杉咲花がヒロインを務める連続テレビ小説「おちょやん」(毎週月~土曜朝8:00-8:15ほか、NHK総合ほか※土曜は月~金曜の振り返り)で須賀廼家千之助を演じる星田英利がコメントを寄せた。

【写真を見る】千之助(星田英利)の元を訪ね、新しい一座に参加するよう頼む千代(杉咲花)

同ドラマは、昭和の激動の時代、女優の道に全てをささげ、“大阪のおかあさん”として人気を誇った女優・浪花千栄子をモデルに、その波瀾(はらん)万丈の人生を人情味たっぷりに描く。

喜劇界の“アドリブ王”でもある千之助は、日本で1番面白いのは自分であるとの自負を持っている。とっぴな行動で周囲を振り回す破天荒な男で、千代(杉咲)と一平(成田凌)にとっては、師匠であり、ライバルであり、トラブルメーカーでもある。

2月1日2月6日(土)放送の第9週「絶対笑かしたる」では、千代が参加する新しい喜劇の一座に、一番実力者である千之助が参加しないことが分かり、不安を覚えた役者たちが次々と辞めると言い出す。そこで千代は千之助を訪ね、一座に参加するよう頼むが、千之助から「自分を笑かしたら、一座に加わる」とむちゃな条件を出され、悪戦苦闘する千代が描かれている。

■星田英利コメント

――ご自身の役柄についての印象と、演じる上で楽しみにしていること、役のここに注目してほしいという点を教えてください。

千之助は喜劇界のアドリブ王で、舞台に立つと役が憑依して、止まらなくなる天才です。劇団仲間に対してはもちろん、お客様に対しても愛嬌(あいきょう)を振りまくこともない。自分の舞台や演技に自信があるので、一切こびないという役柄です。

普段の僕は、千之助のように「芸事で結果が出ていれば、周りの評判なんて関係ない。芸が全てだ!」なんていう強気な人間ではありません。でも、芸事を志す人って、みんなこういう存在を目指してるのではないでしょうか?生まれ持った才能がありながらも、実は、陰でしっかりと努力する。決して人に努力している姿を見せることなく、結果のみを周りに見せる。真逆…ですね(笑)。

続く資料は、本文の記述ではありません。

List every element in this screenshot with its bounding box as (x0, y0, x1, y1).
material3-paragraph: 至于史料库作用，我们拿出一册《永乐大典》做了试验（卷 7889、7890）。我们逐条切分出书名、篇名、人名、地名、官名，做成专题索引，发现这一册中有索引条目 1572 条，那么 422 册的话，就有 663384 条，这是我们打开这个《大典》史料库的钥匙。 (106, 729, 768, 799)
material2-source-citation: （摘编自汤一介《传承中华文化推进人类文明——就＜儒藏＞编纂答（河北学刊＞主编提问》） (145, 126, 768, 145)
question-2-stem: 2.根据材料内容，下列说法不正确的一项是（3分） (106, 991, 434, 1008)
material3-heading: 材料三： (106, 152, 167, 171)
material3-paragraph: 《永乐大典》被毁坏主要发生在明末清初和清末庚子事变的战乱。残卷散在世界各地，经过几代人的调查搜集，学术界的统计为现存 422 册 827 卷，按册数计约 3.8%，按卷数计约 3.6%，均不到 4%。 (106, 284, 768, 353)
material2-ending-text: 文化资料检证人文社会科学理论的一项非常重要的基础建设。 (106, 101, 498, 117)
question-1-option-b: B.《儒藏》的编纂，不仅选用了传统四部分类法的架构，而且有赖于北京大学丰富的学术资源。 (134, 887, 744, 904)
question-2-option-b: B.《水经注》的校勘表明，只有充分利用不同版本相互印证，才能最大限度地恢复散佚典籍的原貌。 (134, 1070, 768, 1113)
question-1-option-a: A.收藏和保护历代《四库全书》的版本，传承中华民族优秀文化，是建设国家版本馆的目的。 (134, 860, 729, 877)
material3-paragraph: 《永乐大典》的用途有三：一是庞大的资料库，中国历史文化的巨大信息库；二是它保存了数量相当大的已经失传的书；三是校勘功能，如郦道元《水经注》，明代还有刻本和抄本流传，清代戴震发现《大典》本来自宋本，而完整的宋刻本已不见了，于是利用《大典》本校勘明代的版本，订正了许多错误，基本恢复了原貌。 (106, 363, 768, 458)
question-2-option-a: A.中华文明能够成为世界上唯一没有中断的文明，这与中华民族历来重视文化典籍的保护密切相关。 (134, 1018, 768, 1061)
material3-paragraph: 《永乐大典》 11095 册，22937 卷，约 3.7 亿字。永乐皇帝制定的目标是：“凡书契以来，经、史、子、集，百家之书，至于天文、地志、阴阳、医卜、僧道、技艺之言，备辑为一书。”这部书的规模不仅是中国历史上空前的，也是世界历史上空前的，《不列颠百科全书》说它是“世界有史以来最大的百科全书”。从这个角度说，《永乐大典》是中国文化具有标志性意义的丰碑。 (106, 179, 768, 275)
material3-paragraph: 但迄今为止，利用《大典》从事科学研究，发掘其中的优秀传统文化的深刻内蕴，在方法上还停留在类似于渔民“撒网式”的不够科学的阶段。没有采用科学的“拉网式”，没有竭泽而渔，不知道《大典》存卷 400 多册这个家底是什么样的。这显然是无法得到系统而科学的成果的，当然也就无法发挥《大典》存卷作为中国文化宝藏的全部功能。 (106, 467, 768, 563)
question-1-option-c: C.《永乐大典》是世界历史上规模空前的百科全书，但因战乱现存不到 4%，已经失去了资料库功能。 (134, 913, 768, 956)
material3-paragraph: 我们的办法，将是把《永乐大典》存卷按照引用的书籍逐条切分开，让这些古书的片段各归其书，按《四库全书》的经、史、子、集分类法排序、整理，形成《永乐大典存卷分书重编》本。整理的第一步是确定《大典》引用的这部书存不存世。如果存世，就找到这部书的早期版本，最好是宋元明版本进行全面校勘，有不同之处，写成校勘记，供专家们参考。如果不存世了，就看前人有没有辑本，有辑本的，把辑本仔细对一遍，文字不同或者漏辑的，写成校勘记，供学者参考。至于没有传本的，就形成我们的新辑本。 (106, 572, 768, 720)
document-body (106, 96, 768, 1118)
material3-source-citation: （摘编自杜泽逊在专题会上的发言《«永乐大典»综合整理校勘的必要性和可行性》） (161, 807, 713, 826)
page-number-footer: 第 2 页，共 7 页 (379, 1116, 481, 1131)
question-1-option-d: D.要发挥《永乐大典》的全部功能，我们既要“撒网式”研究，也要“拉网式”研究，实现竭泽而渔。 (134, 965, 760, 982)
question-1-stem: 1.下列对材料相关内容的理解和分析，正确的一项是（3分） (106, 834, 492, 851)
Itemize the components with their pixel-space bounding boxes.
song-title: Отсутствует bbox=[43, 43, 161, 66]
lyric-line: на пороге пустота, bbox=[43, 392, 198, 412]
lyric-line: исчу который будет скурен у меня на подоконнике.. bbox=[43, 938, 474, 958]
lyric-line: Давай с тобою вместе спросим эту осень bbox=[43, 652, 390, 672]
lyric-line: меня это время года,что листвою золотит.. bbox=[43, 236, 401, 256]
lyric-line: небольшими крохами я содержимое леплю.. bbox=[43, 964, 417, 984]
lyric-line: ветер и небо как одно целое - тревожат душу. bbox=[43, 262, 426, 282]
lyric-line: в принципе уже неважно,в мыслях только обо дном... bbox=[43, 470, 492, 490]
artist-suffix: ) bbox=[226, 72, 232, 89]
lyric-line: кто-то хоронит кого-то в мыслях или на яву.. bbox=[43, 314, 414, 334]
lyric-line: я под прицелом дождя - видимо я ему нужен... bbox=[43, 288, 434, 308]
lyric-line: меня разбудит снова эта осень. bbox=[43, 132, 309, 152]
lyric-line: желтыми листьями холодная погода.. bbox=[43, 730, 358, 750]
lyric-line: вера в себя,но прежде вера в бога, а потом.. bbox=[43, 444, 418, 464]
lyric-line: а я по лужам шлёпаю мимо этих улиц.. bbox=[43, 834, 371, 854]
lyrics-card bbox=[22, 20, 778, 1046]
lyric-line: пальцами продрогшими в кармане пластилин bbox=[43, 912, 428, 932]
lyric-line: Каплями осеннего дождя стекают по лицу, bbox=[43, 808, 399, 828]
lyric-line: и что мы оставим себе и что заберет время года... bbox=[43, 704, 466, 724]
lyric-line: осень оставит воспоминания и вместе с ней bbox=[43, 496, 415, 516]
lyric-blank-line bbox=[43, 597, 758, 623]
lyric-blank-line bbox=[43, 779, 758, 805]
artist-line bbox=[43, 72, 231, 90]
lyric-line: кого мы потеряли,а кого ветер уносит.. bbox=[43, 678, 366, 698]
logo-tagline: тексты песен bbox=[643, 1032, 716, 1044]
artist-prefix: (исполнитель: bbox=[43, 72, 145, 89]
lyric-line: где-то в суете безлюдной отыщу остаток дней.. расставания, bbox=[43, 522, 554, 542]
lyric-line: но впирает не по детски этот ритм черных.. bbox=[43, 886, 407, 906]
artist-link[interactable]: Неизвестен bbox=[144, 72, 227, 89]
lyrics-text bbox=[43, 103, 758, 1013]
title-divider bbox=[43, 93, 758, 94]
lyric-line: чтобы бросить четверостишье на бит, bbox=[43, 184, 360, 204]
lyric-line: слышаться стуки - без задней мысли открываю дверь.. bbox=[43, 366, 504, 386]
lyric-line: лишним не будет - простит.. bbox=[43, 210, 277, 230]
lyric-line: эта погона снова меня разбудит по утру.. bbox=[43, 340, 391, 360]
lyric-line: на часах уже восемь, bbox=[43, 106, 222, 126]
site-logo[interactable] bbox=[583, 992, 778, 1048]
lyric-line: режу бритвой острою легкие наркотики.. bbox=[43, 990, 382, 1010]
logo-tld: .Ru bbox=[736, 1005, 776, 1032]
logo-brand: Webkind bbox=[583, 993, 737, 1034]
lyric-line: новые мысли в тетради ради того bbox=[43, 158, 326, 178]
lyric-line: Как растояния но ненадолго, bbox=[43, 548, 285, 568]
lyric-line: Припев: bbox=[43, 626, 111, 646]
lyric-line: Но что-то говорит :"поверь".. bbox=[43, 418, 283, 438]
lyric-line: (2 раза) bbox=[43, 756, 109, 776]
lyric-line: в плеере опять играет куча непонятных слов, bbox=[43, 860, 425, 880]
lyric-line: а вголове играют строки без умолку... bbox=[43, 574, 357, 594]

千之助には迷いがありません。だから、演じている僕の目に迷いがあってはダメなんです。普段の生活でも、ちょっとしたことに対して「千之助やったらどんなふうに振る舞うんだろう?」とか「こんな時、千之助やったらどんな発言をするんだろう?」とか考えて過ごしてます。いつ、どんな時でも僕の中に、千之助を実感しておきたいんですよね。

■星田英利「(杉咲花は)温かみを感じる女優さん」

――収録に参加されてみて、現場の印象はいかがですか?

杉咲花さんとは、初の共演です。実力のある女優さんとして知っていました。キラキラした女優さんっていっぱいいらっしゃるけど、キラキラよりホカホカっていうか、温かみを感じる女優さんの方が僕は個人的にすごいと思うんですよね。杉咲花さんは、まさにそんな感じです。芝居で絡んだとき心地よさがあるというか、温度を感じる方ですね。芯の奥底の方でぶわ〜って燃えてて、遠赤外線みたいに熱や、芯の強さみたいなものがすごく伝わってきます。

――放送を楽しみにしている視聴者へメッセージをお願いします。

やっぱり、嫌われたいですよね。この千之助っていう人間に反発、反感を抱かないと、若い人は伸びていかないと思いますし、そういう意味ではこっちも「なにくそ」と壁であり続けたいと思います。だから、僕が出てくるたびにいちいち腹が立ってほしいです。変に「いやいや、でもこれ実は優しさで」なんて勘ぐることなく、視聴者の方も、千之助に自分が言われたような気持ちになって素直に見てほしいと思います。

ただ舞台立にったときの千之助は、いろんな役を演じる天才なんで、そういう劇中劇も楽しみにしてほしいです。千代ちゃんも一平くんも、とにかくこいつを超えない限りは生きていけないわけで、全視聴者が千代と一平を応援しても、「知るかボケ」と思って、僕は壁であり続けたいなと思います。